When watching the nearly 10,000 new members of the university scamper around the makeshift IMU greeting area on Hubbard Park, the rest of the UI students have the opportunity to scope the fresh meat.
Their thoughts are undoubtedly “Gosh, I’m finally in college,” while their onlookers gasp, “My god, they look like high-schoolers.” Both sexes do their part to don the appropriate attire to attract the opposite sex — short skirts and heavy makeup or flat-billed Cubs’ hat — or to show they’d much rather be listening to My Chemical Romance in the comfort of their parents’ basement.

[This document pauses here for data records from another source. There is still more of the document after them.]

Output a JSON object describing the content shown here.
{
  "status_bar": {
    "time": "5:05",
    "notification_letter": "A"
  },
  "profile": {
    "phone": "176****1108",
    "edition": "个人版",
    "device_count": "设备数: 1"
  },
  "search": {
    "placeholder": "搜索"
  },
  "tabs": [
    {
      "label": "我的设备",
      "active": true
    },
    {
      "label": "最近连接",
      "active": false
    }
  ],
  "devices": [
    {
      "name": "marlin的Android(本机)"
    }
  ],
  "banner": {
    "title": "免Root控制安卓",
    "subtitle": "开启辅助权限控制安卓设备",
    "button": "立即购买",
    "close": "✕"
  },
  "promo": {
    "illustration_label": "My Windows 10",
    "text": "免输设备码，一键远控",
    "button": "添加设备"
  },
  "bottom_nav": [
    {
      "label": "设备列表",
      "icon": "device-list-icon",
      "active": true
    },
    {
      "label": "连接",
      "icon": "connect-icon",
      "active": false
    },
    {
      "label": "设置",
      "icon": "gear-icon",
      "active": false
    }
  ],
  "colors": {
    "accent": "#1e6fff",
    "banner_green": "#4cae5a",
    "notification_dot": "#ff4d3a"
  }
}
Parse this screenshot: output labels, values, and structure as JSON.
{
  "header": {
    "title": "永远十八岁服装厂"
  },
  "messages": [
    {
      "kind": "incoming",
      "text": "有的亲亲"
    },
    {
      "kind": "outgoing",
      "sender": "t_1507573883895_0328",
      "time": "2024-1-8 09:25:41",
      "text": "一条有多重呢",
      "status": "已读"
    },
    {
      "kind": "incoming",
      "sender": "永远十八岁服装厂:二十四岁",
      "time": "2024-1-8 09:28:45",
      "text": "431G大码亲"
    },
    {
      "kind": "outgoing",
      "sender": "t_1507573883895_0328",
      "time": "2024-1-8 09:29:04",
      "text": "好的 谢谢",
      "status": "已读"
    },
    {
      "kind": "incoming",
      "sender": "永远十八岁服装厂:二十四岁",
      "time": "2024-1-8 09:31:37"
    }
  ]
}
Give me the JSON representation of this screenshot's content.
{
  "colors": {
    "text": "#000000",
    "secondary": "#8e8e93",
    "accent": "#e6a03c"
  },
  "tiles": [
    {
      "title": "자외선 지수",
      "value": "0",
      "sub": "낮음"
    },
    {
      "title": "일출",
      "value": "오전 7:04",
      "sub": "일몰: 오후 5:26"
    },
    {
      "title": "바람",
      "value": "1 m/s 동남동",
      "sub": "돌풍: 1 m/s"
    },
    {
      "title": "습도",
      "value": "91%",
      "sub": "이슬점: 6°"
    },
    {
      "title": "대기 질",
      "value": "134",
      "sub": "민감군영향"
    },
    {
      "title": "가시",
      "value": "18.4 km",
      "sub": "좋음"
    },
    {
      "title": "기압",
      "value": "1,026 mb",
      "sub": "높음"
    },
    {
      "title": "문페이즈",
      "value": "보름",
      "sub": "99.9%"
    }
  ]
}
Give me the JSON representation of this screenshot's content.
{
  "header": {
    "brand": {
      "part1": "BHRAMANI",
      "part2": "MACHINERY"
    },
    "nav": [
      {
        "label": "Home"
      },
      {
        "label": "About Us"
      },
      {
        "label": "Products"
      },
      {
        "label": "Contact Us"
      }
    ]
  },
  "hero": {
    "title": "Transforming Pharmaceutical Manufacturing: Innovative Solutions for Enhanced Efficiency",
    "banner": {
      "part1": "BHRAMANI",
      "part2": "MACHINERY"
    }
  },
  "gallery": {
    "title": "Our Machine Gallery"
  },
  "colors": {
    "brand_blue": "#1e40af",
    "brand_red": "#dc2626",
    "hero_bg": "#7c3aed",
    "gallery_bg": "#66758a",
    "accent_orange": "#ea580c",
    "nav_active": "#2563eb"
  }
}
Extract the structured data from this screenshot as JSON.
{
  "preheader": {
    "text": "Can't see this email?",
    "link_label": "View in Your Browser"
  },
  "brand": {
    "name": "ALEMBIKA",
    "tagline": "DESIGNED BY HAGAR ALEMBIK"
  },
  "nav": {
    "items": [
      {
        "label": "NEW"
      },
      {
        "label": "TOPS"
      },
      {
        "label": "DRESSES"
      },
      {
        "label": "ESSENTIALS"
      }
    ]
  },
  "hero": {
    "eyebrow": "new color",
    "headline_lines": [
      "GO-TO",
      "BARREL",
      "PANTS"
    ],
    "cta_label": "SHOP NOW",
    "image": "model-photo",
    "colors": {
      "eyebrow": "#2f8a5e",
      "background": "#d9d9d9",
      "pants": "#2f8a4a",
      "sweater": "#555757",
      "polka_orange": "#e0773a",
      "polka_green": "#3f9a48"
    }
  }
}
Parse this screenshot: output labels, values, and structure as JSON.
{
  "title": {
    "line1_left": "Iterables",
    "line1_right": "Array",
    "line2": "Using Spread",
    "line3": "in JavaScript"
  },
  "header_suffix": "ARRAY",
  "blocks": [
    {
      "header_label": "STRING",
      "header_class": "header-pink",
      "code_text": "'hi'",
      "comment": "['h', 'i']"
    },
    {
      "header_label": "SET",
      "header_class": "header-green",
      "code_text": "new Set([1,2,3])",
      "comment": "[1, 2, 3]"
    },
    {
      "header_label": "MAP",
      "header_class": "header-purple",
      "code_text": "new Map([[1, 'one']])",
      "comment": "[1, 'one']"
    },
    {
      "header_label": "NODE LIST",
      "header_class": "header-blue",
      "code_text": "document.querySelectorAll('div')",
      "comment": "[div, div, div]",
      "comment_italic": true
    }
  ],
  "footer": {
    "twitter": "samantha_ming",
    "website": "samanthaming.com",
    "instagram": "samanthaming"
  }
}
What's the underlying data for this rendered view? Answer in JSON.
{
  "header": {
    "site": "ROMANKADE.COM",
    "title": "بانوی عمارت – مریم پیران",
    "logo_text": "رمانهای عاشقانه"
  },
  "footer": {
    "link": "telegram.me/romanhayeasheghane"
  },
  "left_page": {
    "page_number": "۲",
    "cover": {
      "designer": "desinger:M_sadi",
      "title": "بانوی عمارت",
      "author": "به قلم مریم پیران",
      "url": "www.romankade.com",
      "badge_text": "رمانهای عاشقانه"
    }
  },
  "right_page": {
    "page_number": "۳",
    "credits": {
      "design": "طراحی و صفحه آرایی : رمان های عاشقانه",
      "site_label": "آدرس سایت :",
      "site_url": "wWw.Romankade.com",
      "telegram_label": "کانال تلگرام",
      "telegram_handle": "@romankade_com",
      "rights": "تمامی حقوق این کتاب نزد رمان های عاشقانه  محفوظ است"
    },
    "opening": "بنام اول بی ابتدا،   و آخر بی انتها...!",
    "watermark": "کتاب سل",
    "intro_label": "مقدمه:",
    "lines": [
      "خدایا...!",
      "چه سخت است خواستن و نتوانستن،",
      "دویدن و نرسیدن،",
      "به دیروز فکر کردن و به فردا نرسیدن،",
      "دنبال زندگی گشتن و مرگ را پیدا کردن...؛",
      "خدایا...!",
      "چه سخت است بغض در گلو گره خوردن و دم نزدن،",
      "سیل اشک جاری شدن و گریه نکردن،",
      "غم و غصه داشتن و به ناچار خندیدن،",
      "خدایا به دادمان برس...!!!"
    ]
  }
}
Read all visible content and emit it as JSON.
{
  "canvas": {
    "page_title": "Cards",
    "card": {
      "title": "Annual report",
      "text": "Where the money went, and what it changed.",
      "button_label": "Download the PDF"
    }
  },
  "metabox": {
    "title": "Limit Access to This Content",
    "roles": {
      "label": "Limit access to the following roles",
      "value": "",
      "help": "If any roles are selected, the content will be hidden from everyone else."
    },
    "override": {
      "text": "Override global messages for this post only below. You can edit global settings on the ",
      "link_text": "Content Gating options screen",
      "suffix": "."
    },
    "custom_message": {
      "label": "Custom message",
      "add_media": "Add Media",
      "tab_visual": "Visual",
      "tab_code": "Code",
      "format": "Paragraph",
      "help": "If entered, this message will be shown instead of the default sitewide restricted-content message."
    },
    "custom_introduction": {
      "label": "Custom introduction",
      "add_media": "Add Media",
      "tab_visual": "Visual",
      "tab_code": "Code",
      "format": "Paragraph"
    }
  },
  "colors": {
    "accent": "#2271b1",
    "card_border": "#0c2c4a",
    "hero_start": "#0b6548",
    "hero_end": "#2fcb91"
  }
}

Wal-Mart and Target display brightly colored dormitory furniture for the 18-year-olds to choose among. Miniature refrigerators and extra-long sheet sets come in bright orange and pink and Iowa Hawkeye gold and black. Apartments Downtown has filled its available apartments for August ’09 to June ’10 for the students who have opted to skip the overwhelmingly imminent temporary housing.
Yes, with the summer heat comes the bountiful and impressionable young folk. So hey, class of 2013, welcome to the University of Iowa. And hey, there’s no cover for under 21 at the Summit on Monday nights.